Ingredients
- 200g cream cheese, softened
- 50g unsalted butter
- 100ml milk
- 60g cake flour
- 30g cornstarch
- 6 large eggs, separated
- 100g granulated sugar
- 1/4 teaspoon cream of tartar
- 1 teaspoon vanilla extract
Instructions
- Preheat oven to 160°C (320°F). Prepare cupcake liners in a muffin tin. Melt butter and cream cheese together until smooth.
- Add milk and vanilla, mixing well. Sift in flour and cornstarch, fold gently to combine.
- Beat egg whites and cream of tartar until soft peaks form.
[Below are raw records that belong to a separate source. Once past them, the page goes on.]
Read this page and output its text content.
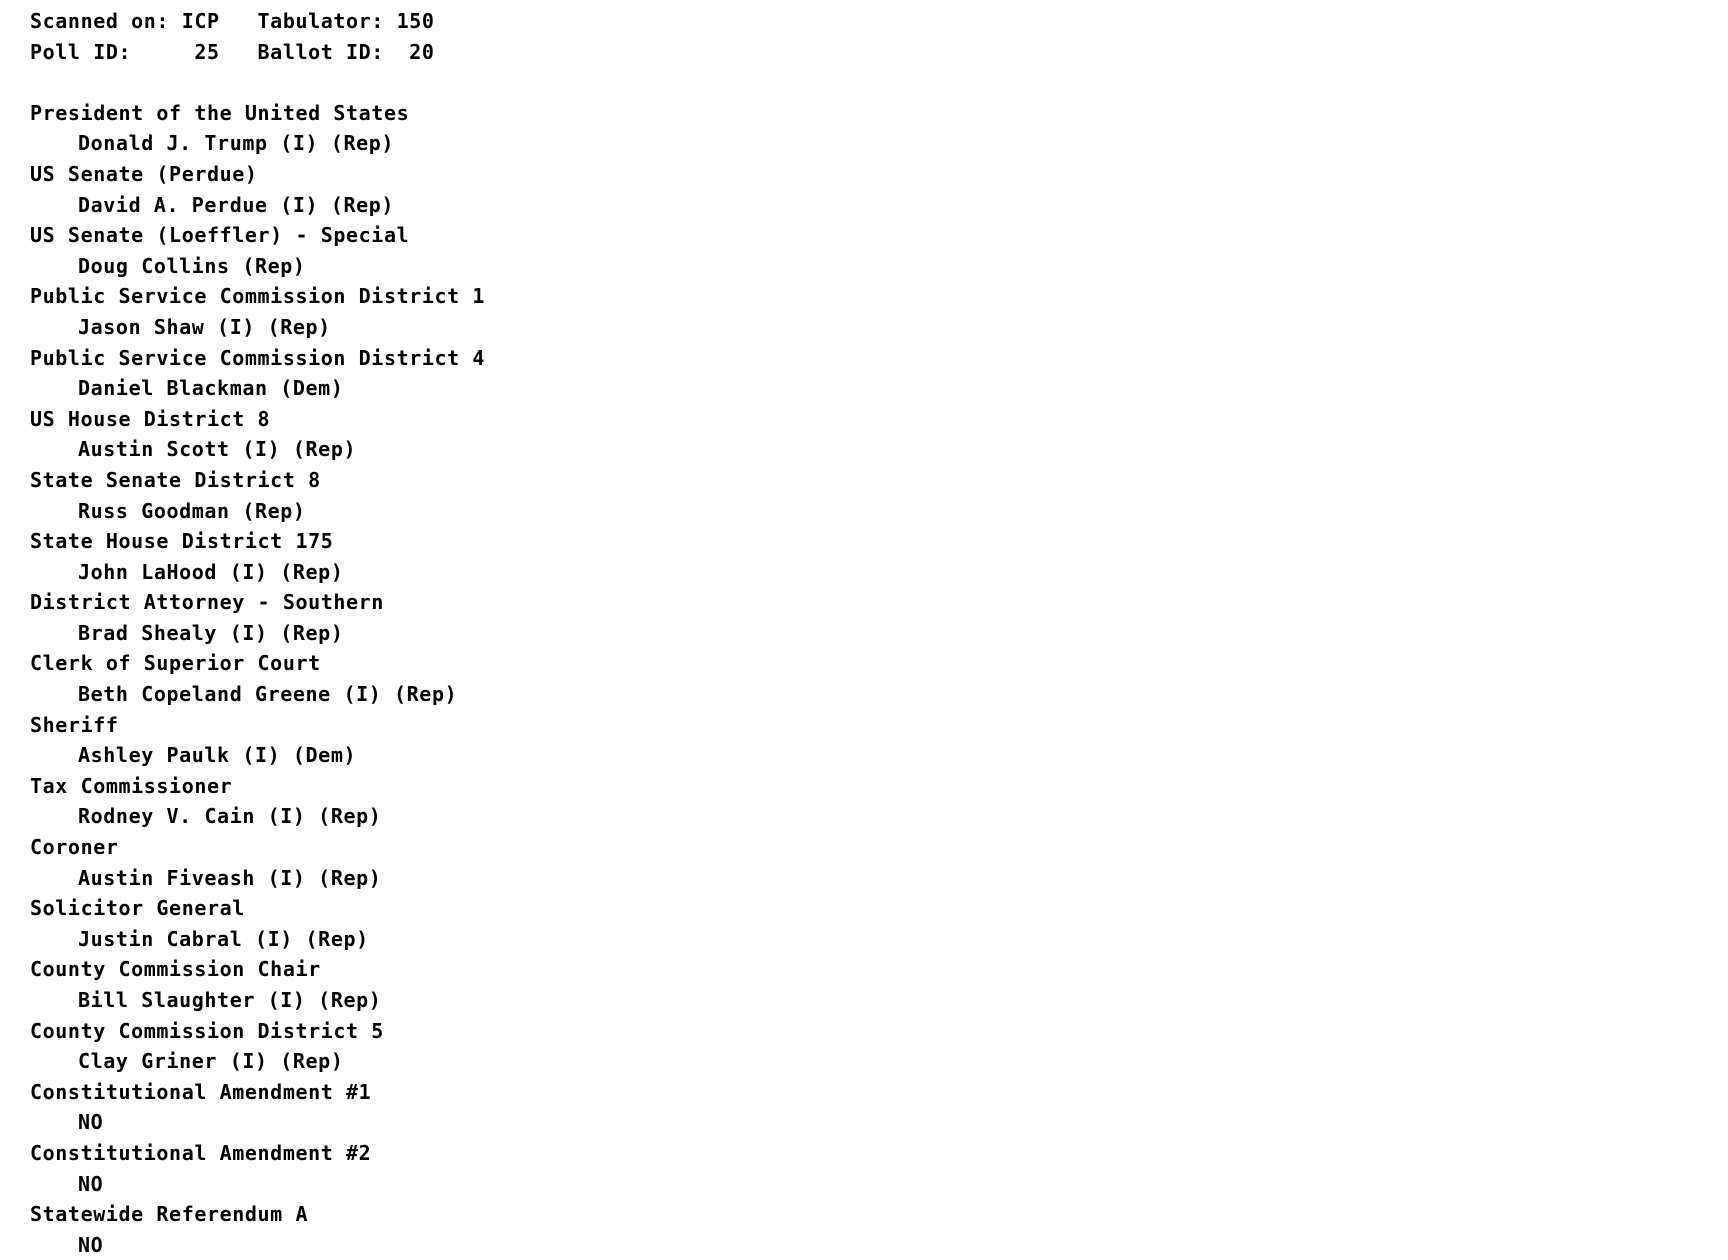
Scanned on: ICP   Tabulator: 150
Poll ID:     25   Ballot ID:  20
President of the United States
Donald J. Trump (I) (Rep)
US Senate (Perdue)
David A. Perdue (I) (Rep)
US Senate (Loeffler) - Special
Doug Collins (Rep)
Public Service Commission District 1
Jason Shaw (I) (Rep)
Public Service Commission District 4
Daniel Blackman (Dem)
US House District 8
Austin Scott (I) (Rep)
State Senate District 8
Russ Goodman (Rep)
State House District 175
John LaHood (I) (Rep)
District Attorney - Southern
Brad Shealy (I) (Rep)
Clerk of Superior Court
Beth Copeland Greene (I) (Rep)
Sheriff
Ashley Paulk (I) (Dem)
Tax Commissioner
Rodney V. Cain (I) (Rep)
Coroner
Austin Fiveash (I) (Rep)
Solicitor General
Justin Cabral (I) (Rep)
County Commission Chair
Bill Slaughter (I) (Rep)
County Commission District 5
Clay Griner (I) (Rep)
Constitutional Amendment #1
NO
Constitutional Amendment #2
NO
Statewide Referendum A
NO
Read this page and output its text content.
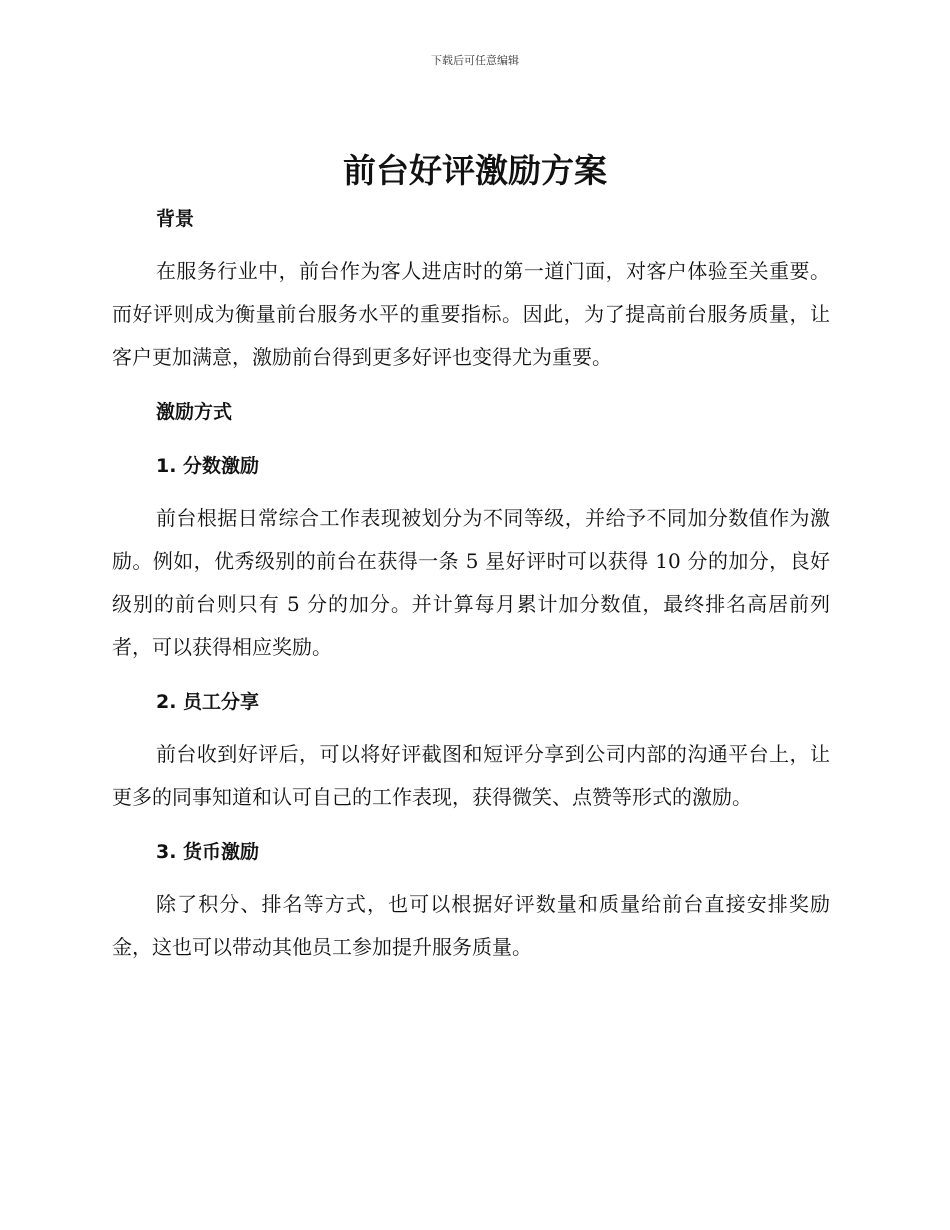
下载后可任意编辑
前台好评激励方案

背景

在服务行业中，前台作为客人进店时的第一道门面，对客户体验至关重要。而好评则成为衡量前台服务水平的重要指标。因此，为了提高前台服务质量，让客户更加满意，激励前台得到更多好评也变得尤为重要。

激励方式

1. 分数激励

前台根据日常综合工作表现被划分为不同等级，并给予不同加分数值作为激励。例如，优秀级别的前台在获得一条 5 星好评时可以获得 10 分的加分，良好级别的前台则只有 5 分的加分。并计算每月累计加分数值，最终排名高居前列者，可以获得相应奖励。

2. 员工分享

前台收到好评后，可以将好评截图和短评分享到公司内部的沟通平台上，让更多的同事知道和认可自己的工作表现，获得微笑、点赞等形式的激励。

3. 货币激励

除了积分、排名等方式，也可以根据好评数量和质量给前台直接安排奖励金，这也可以带动其他员工参加提升服务质量。
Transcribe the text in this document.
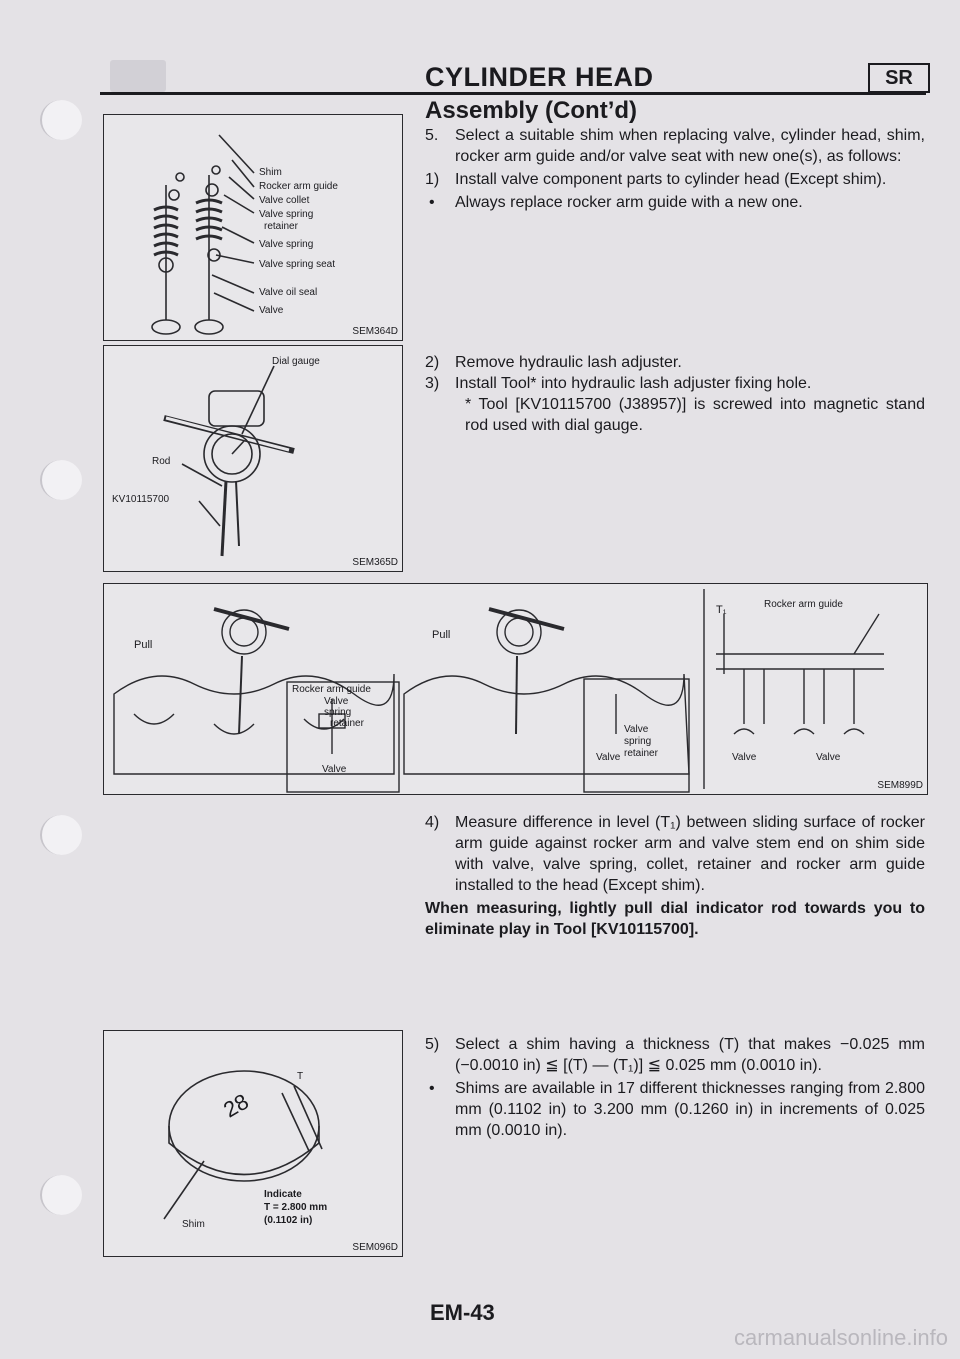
CYLINDER HEAD	SR
Assembly (Cont’d)
Shim
Rocker arm guide
Valve collet
Valve spring
retainer
Valve spring
Valve spring seat
Valve oil seal
Valve
SEM364D
Dial gauge
Rod
KV10115700
SEM365D
Pull
Pull
Rocker arm guide
Valve
spring
retainer
Valve
Valve
spring
retainer
Valve
T₁	Rocker arm guide
Valve	Valve
SEM899D
28
T
Shim
Indicate
T = 2.800 mm
(0.1102 in)
SEM096D
5. Select a suitable shim when replacing valve, cylinder head, shim, rocker arm guide and/or valve seat with new one(s), as follows:
1) Install valve component parts to cylinder head (Except shim).
• Always replace rocker arm guide with a new one.
2) Remove hydraulic lash adjuster.
3) Install Tool* into hydraulic lash adjuster fixing hole.
* Tool [KV10115700 (J38957)] is screwed into magnetic stand rod used with dial gauge.
4) Measure difference in level (T₁) between sliding surface of rocker arm guide against rocker arm and valve stem end on shim side with valve, valve spring, collet, retainer and rocker arm guide installed to the head (Except shim).
When measuring, lightly pull dial indicator rod towards you to eliminate play in Tool [KV10115700].
5) Select a shim having a thickness (T) that makes −0.025 mm (−0.0010 in) ≦ [(T) — (T₁)] ≦ 0.025 mm (0.0010 in).
• Shims are available in 17 different thicknesses ranging from 2.800 mm (0.1102 in) to 3.200 mm (0.1260 in) in increments of 0.025 mm (0.0010 in).
EM-43
carmanualsonline.info
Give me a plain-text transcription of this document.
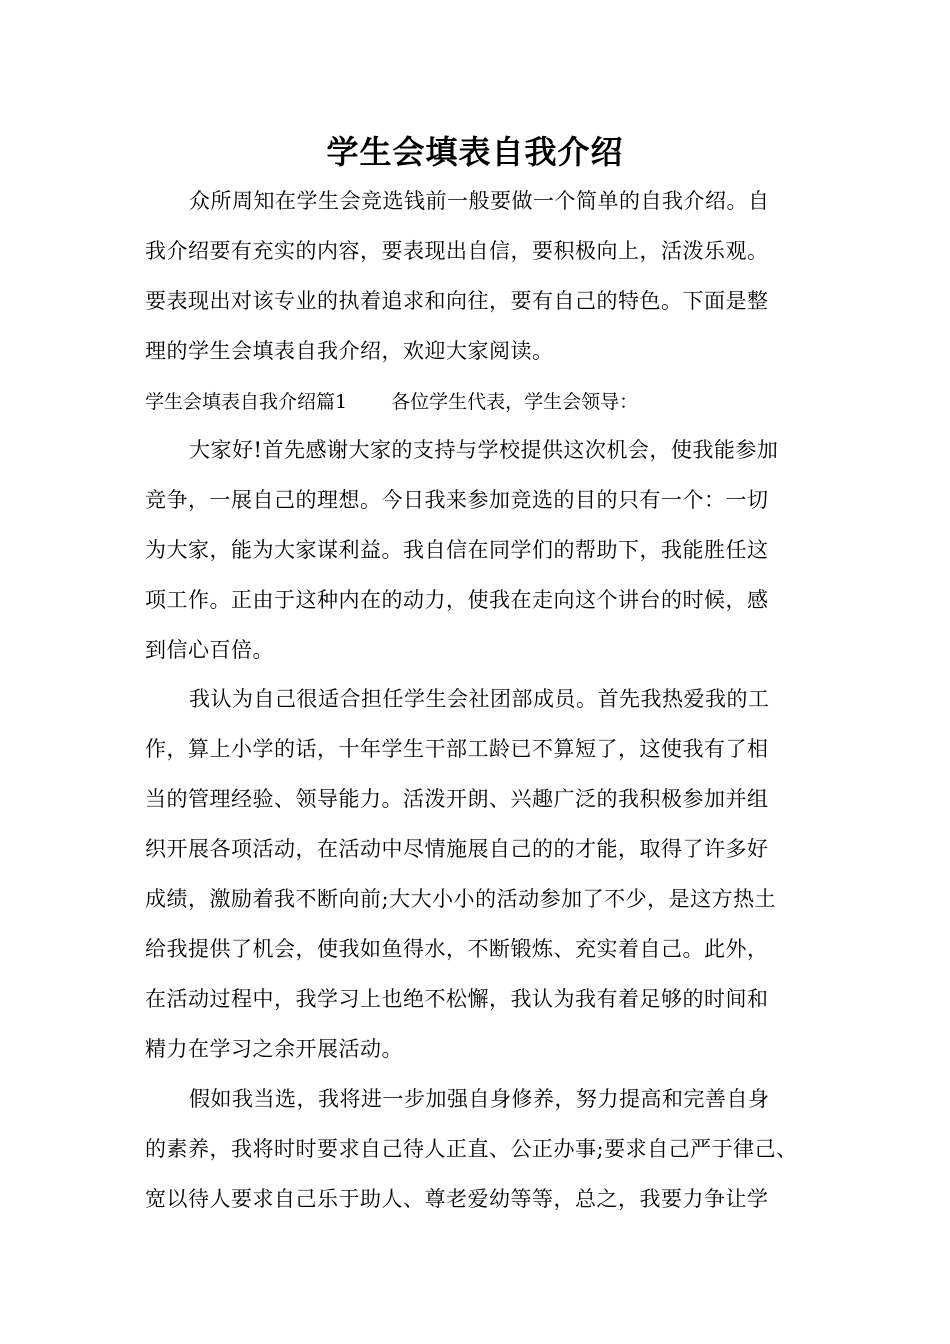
学生会填表自我介绍
众所周知在学生会竞选钱前一般要做一个简单的自我介绍。自
我介绍要有充实的内容，要表现出自信，要积极向上，活泼乐观。
要表现出对该专业的执着追求和向往，要有自己的特色。下面是整
理的学生会填表自我介绍，欢迎大家阅读。
学生会填表自我介绍篇1 各位学生代表，学生会领导：
大家好!首先感谢大家的支持与学校提供这次机会，使我能参加
竞争，一展自己的理想。今日我来参加竞选的目的只有一个：一切
为大家，能为大家谋利益。我自信在同学们的帮助下，我能胜任这
项工作。正由于这种内在的动力，使我在走向这个讲台的时候，感
到信心百倍。
我认为自己很适合担任学生会社团部成员。首先我热爱我的工
作，算上小学的话，十年学生干部工龄已不算短了，这使我有了相
当的管理经验、领导能力。活泼开朗、兴趣广泛的我积极参加并组
织开展各项活动，在活动中尽情施展自己的的才能，取得了许多好
成绩，激励着我不断向前;大大小小的活动参加了不少，是这方热土
给我提供了机会，使我如鱼得水，不断锻炼、充实着自己。此外，
在活动过程中，我学习上也绝不松懈，我认为我有着足够的时间和
精力在学习之余开展活动。
假如我当选，我将进一步加强自身修养，努力提高和完善自身
的素养，我将时时要求自己待人正直、公正办事;要求自己严于律己、
宽以待人要求自己乐于助人、尊老爱幼等等，总之，我要力争让学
Gradually add sugar and beat until stiff, glossy peaks form.
- Fold egg whites into the cream cheese mixture in three additions, carefully mixing to preserve fluffiness.
- Pour batter into liners about 3/4 full. Place in a water bath tray. Bake for 30-35 minutes until golden and a toothpick comes out clean.
Notes
- Ensure egg whites are free of grease for maximum volume.
- Be gentle when folding to maintain airiness.
- Use room temperature ingredients for a smooth batter.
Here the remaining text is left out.